Reflections on SSIEM annual symposium 2019 – Building Bridges

 

Chief Executive Officer of Khondrion, Prof. Dr. Jan Smeitink, reflects on the annual symposium of the Society for the Study of Inborn Errors of Metabolism (SSIEM):

Having returned from this year’s SSIEM symposium in Rotterdam, the Netherlands, I must commend Symposium President Prof. Dr. Ans van der Ploeg and her team on a remarkable job.

With near to 3,000 participants, the organisation definitely succeeded in Building Bridges – this year’s congress theme – between all stakeholders involved in the inborn errors of metabolism field.

I was lucky enough to chair a session in the plenary programme which, over four days and thanks to top-notch speakers, provided the community with an update on the latest information on a huge variety of inborn errors of metabolism, from molecule – to patient – to population. We learned about the latest state-of-the-art technological developments in areas such as metabolomics and systems biology; of breakthroughs in our understanding of organelle diseases like lysosomal and mitochondrial diseases; and of the exciting progress in an increasing number of clinical trials investigating future therapies designed to combat these rare diseases. This was particularly significant for me as the Khondrion team nears the start of our phase IIb trial investigating our lead asset, Sonlicromanol (KH176), as a potential treatment for a range of mitochondrial diseases, including MELAS (mitochondrial encephalomyopathy, lactic acidosis, and stroke-like episodes) spectrum disorders.

Attending an event like SSIEM only reinforces the need for continued research into these diseases, in the face of such a huge patient burden. And yet the conference had a positive atmosphere with lively discussions during the scientific meetings and attendees spilling into the corridors as well!

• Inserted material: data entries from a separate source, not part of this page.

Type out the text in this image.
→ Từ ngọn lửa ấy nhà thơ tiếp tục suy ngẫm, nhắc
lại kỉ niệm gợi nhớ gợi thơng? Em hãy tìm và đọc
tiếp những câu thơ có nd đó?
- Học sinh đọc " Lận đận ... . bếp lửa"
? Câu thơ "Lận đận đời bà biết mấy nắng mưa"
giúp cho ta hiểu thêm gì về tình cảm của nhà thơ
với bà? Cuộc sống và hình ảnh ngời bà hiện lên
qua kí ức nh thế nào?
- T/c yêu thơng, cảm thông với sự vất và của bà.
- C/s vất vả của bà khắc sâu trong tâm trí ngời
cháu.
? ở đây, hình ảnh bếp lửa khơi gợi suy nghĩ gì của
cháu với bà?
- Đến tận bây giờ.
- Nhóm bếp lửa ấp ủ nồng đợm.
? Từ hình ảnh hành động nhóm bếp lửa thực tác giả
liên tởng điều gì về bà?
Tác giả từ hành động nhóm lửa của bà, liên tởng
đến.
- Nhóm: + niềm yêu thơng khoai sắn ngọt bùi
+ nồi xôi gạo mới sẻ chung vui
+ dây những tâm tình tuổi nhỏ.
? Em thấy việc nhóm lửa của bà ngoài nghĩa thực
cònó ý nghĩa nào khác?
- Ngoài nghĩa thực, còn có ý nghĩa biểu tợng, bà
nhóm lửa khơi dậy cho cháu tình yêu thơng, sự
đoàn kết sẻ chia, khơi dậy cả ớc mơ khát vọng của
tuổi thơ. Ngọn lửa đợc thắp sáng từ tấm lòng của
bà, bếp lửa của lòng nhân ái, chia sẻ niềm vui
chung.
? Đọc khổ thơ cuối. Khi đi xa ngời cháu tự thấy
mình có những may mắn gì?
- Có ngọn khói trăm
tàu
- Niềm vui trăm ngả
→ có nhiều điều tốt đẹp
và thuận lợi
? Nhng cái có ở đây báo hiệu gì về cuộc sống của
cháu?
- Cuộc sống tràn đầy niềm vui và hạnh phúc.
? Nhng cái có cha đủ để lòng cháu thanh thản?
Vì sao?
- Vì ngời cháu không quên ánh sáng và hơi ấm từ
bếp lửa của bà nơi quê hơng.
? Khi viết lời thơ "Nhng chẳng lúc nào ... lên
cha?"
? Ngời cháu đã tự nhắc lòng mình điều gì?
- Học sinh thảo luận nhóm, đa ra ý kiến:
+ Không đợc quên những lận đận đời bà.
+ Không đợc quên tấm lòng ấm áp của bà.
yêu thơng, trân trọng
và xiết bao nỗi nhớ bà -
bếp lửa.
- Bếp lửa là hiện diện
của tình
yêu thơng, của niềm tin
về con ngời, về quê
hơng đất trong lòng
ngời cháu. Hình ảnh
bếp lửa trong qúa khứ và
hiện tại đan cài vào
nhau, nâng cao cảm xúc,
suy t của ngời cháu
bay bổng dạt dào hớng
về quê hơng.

It was great to meet with so many colleagues and old friends, and to make new friends all dedicated to building bridges, not only between scientific disciplines but also between all stakeholders involved, from across the globe.

I am already looking forward to next year’s SSIEM, to learning more about the research within this field and, I hope, to sharing Khondrion’s progress in helping to achieve a better future for our patients.

Jan Smeitink

 

About Khondrion

Khondrion is a clinical-stage pharmaceutical company discovering and developing therapies targeting mitochondrial disease. Founded by Prof. Jan Smeitink, a world-leader in mitochondrial medicine, the company is advancing its proprietary science through a wholly-owned clinical and preclinical small molecule pipeline of potential medicines.

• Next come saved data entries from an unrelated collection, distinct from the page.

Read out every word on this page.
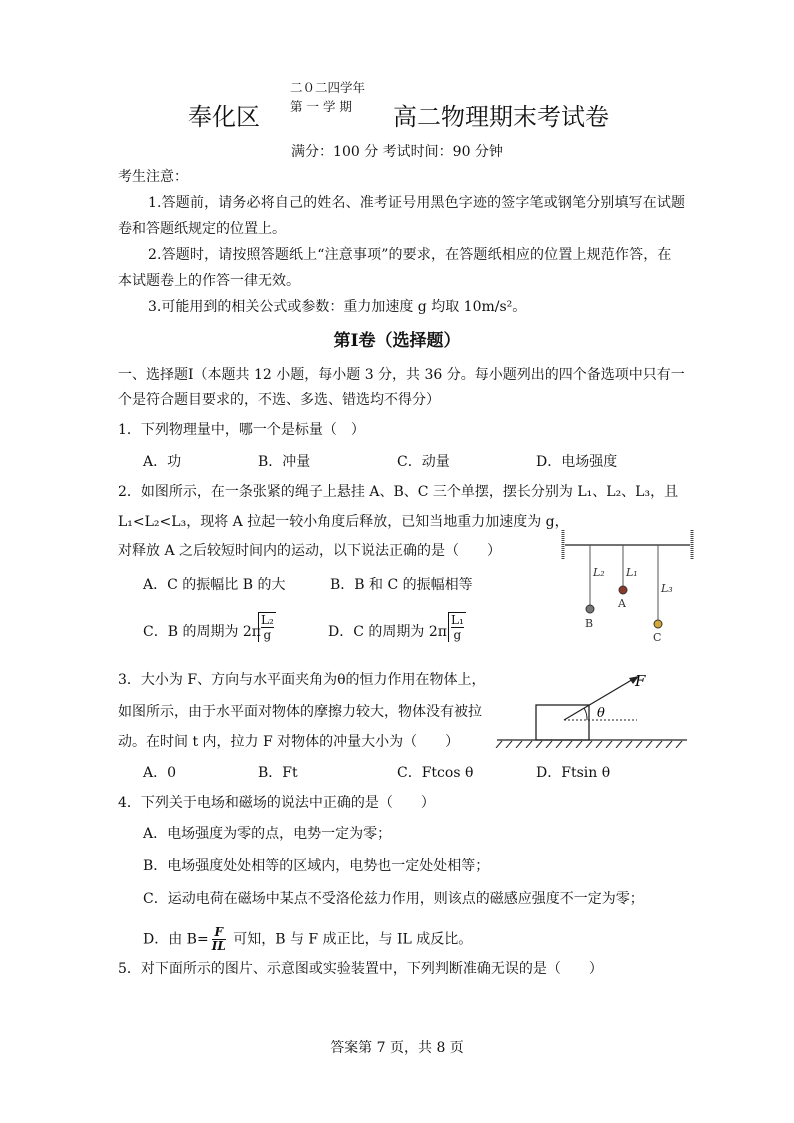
二０二四学年
第 一 学 期
奉化区	高二物理期末考试卷
满分：100 分 考试时间：90 分钟
考生注意：
1.答题前，请务必将自己的姓名、准考证号用黑色字迹的签字笔或钢笔分别填写在试题
卷和答题纸规定的位置上。
2.答题时，请按照答题纸上“注意事项”的要求，在答题纸相应的位置上规范作答，在
本试题卷上的作答一律无效。
3.可能用到的相关公式或参数：重力加速度 g 均取 10m/s²。
第Ⅰ卷（选择题）
一、选择题Ⅰ（本题共 12 小题，每小题 3 分，共 36 分。每小题列出的四个备选项中只有一
个是符合题目要求的，不选、多选、错选均不得分）
1．下列物理量中，哪一个是标量（　）
A．功	B．冲量	C．动量	D．电场强度
2．如图所示，在一条张紧的绳子上悬挂 A、B、C 三个单摆，摆长分别为 L₁、L₂、L₃，且
L₁<L₂<L₃，现将 A 拉起一较小角度后释放，已知当地重力加速度为 g，
对释放 A 之后较短时间内的运动，以下说法正确的是（　　）
A．C 的振幅比 B 的大	B．B 和 C 的振幅相等
C．B 的周期为 2π
L₂
g	D．C 的周期为 2π
L₁
g
L₂ L₁
L₃
A
B
C
3．大小为 F、方向与水平面夹角为θ的恒力作用在物体上，
如图所示，由于水平面对物体的摩擦力较大，物体没有被拉
动。在时间 t 内，拉力 F 对物体的冲量大小为（　　）
A．0	B．Ft	C．Ftcos θ	D．Ftsin θ
F
θ
4．下列关于电场和磁场的说法中正确的是（　　）
A．电场强度为零的点，电势一定为零；
B．电场强度处处相等的区域内，电势也一定处处相等；
C．运动电荷在磁场中某点不受洛伦兹力作用，则该点的磁感应强度不一定为零；
D．由 $B= \frac{F}{IL}$ 可知，B 与 F 成正比，与 IL 成反比。
5．对下面所示的图片、示意图或实验装置中，下列判断准确无误的是（　　）
答案第 7 页，共 8 页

Khondrion’s lead asset, Sonlicromanol, is a potential first-in-class oral small molecule in phase IIb clinical development to treat a range of mitochondrial diseases including m.3243A>G spectrum disorders covering MELAS, MIDD and mixed phenotypes. It has been granted Orphan Drug Designation for MELAS spectrum disorders Leigh disease and MIDD in Europe and for all inherited mitochondrial respiratory chain disorders in the USA.

The company’s in-house discovery engine is using unique live-cell imaging technologies, patient-derived cell lines and predictive cell-based disease models to build a portfolio of promising compounds. Active discovery programmes are underway developing new therapies, biomarkers and new read-out technologies in the field of mitochondrial diseases.

To accelerate the discovery and development of its potential medicines for mitochondrial diseases, Khondrion collaborates with a global clinical and academic network and patient organisations internationally. Khondrion is headquartered in Nijmegen, The Netherlands. For more information visit www.khondrion.com

About mitochondrial disease

Mitochondrial disease occurs when mitochondria, found within all cells of the human body and responsible for producing the energy necessary for life, are defective. This can result in a wide range of serious and debilitating illnesses, signs and symptoms of which can include: cognitive problems, learning disabilities, blindness, deafness, heart failure, diabetes, fatigue, intolerance to exercise, muscle weakness and gait problems, and stunted growth. Orphan diseases of the oxidative phosphorylation system like Leigh disease, MELAS (mitochondrial encephalomyopathy, lactic acidosis, and stroke-like episodes) spectrum disorders, MIDD (maternally inherited diabetes and deafness), LHON (Leber’s hereditary optic neuropathy) and other respiratory chain/ oxidative phosphorylation disorders, are all examples of mitochondrial disease.